Bei Komplikationen wie Entzündungen, Infektionen oder anhaltenden Schmerzen ist eine ärztliche Abklärung unerlässlich.

Sex nach der Geburt und Narbenbildung

Die Wiederaufnahme des Geschlechtsverkehrs nach einem Dammriss oder Dammschnitt ist individuell und hängt vom Heilungsfortschritt sowie dem persönlichen Empfinden ab. Grundsätzlich sollte auf Sex verzichtet werden, bis der Wochenfluss beendet und alle Geburtswunden verheilt sind. Bei schwereren Verletzungen ist eine gynäkologische Untersuchung ratsam, bevor der Geschlechtsverkehr wieder aufgenommen wird. Verhärtetes Narbengewebe oder ein verspannter Beckenboden können zu Schmerzen beim Sex (Dyspareunie) führen. Physiotherapie und gezielte Beckenbodenübungen können hier Abhilfe schaffen.

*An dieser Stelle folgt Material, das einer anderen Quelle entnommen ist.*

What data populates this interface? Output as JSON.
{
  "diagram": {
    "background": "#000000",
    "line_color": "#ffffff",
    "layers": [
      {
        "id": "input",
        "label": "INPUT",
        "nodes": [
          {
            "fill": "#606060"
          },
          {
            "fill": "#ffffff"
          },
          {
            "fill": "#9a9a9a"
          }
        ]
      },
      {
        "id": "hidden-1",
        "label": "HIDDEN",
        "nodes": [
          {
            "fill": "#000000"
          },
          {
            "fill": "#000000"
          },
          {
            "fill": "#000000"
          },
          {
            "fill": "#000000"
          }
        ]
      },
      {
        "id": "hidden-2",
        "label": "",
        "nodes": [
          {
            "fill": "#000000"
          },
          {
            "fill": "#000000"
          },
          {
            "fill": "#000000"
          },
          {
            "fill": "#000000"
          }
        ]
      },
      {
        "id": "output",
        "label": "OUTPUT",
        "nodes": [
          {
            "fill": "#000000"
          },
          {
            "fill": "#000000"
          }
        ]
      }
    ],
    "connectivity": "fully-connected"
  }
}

Dammmassage, eine Anleitung aus der Hebammenpraxis. Geburtsvorbereitende Maßnahmen

Prävention von Dammrissen

Obwohl Dammrisse nicht immer vollständig vermieden werden können, gibt es Maßnahmen, die das Risiko verringern können:

  • Dammmassage: Regelmäßige Massagen des Damms ab der 34./35. Schwangerschaftswoche können das Gewebe geschmeidiger machen und die Elastizität erhöhen.
  • Geburtspositionen: Positionen, die die Schwerkraft nutzen (z. B. Vierfüßlerstand, Stehen, Hocken), können den Druck auf den Damm reduzieren. Die Rückenlage wird als ungünstiger betrachtet.
  • Dammschutz während der Geburt: Gezielte Handgriffe der Hebamme können die Spannung auf dem Damm abfedern.
  • Intuitive Austreibungsphase: Das bewusste Nutzen der Wehen zum Pressen und das Innehalten zwischen den Wehen kann das Gewebe langsamer dehnen lassen.
  • Warme Kompressen: Können während der Geburt zur Entspannung des Gewebes beitragen.

Eine gute Aufklärung über den Geburtsverlauf und mögliche Verletzungen sowie eine empathische Begleitung durch medizinisches Personal sind essenziell, um Ängste abzubauen und eine positive Geburtserfahrung zu fördern.